The first step to proving a statement indirectly is to know and to state all possibilities. For example, if a soccer match is scheduled on Saturday and you show up and no one is on the field, instead of definitively stating, "I have the incorrect date," you would state all the possible reasons why no one is on the field. This could include the possibility that everyone else got the date wrong, everyone else experienced amnesia about the event, everyone got sick and everyone died in an accident.
Next, you must assume the opposite of the statement you want to prove. So, in the soccer match analogy, you would assume that there is no way you got the date wrong. Assuming the opposite of what you are trying to prove logically leads you to begin examining all the other possible reasons for why no one is at the game.
The next step requires you to reason through the other possibilities using deductive reasoning, which arrives at a conclusion based on accepted premises. In the soccer match example, you could take each reason and apply deductive logic to test the soundness of your premise. For example, you could state one argument this way:
1. If they had remembered a match was scheduled, everyone would have shown up.
2. No one showed up.
3. Therefore, everyone must have forgotten.
While this is a valid argument, it is based on a false first premise because there are many other reasons why people might not have showed up. By going through each premise in this way, you will reach a contradiction.

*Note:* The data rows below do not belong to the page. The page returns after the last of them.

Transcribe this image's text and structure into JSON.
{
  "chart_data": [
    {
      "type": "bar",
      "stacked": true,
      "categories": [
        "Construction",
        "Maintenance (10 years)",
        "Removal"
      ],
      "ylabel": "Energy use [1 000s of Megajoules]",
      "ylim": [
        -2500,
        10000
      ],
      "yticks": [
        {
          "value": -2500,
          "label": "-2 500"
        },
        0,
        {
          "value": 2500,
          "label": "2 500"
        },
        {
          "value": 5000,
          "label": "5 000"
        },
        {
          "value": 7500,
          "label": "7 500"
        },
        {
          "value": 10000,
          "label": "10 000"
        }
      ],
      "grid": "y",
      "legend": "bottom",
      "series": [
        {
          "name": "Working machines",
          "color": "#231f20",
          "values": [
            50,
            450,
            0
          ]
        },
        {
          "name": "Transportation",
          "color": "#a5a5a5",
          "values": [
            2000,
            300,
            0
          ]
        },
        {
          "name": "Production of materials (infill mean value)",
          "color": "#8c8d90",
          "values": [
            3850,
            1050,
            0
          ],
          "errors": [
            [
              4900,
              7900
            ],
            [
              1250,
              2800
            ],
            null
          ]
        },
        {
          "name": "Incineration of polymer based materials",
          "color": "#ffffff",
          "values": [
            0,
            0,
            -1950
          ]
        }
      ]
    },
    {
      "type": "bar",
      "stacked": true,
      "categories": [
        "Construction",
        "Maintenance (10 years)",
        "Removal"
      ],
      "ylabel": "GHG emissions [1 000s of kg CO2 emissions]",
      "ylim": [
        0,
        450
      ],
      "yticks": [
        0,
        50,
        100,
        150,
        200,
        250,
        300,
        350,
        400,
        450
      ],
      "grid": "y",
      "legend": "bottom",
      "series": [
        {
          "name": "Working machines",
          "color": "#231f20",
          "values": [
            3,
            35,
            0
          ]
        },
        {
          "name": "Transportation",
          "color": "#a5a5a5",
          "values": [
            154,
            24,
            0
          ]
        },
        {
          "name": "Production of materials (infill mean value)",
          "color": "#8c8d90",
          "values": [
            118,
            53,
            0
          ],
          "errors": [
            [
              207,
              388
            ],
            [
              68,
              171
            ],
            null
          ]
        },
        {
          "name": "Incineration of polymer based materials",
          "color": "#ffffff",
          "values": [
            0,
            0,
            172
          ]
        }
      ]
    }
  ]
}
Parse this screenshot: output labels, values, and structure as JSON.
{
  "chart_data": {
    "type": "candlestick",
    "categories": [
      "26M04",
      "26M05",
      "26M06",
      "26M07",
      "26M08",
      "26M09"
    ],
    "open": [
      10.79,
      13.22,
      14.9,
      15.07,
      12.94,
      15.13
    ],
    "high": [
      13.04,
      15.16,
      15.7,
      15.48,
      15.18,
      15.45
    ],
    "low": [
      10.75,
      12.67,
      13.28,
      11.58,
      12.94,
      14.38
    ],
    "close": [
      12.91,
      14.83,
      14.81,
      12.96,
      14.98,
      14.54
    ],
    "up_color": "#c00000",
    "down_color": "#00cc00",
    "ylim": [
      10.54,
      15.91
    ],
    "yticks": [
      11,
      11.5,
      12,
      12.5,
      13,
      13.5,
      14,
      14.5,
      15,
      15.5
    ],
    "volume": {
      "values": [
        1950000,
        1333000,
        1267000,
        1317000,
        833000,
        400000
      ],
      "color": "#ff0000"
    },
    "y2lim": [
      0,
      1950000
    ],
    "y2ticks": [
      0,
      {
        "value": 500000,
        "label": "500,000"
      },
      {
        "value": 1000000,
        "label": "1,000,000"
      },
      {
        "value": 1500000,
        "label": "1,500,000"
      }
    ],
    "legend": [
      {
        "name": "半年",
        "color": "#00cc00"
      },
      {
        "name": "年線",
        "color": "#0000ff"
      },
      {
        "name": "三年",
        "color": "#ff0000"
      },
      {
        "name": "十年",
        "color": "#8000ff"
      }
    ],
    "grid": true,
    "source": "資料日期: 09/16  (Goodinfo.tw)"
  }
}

Using the soccer match example, it's clear that every conclusion you draw about the other reasons for no one being at the match other than that you got the date wrong will result in a contradiction. It's highly unlikely that every single member of both teams forgot the match. It's also highly unlikely that everyone died in an accident on the same date or that they experienced collective amnesia. And if no one told the teams they were playing, how did you obtain the information? Therefore the assumptions that are the opposite of your statement "I must have gotten the date wrong" are rendered invalid. Even if both teams were given the wrong date, that still proves your statement that you have incorrect information about the date the game is being played. In a situation in which only two possibilities exist, this method of indirect proof is much easier.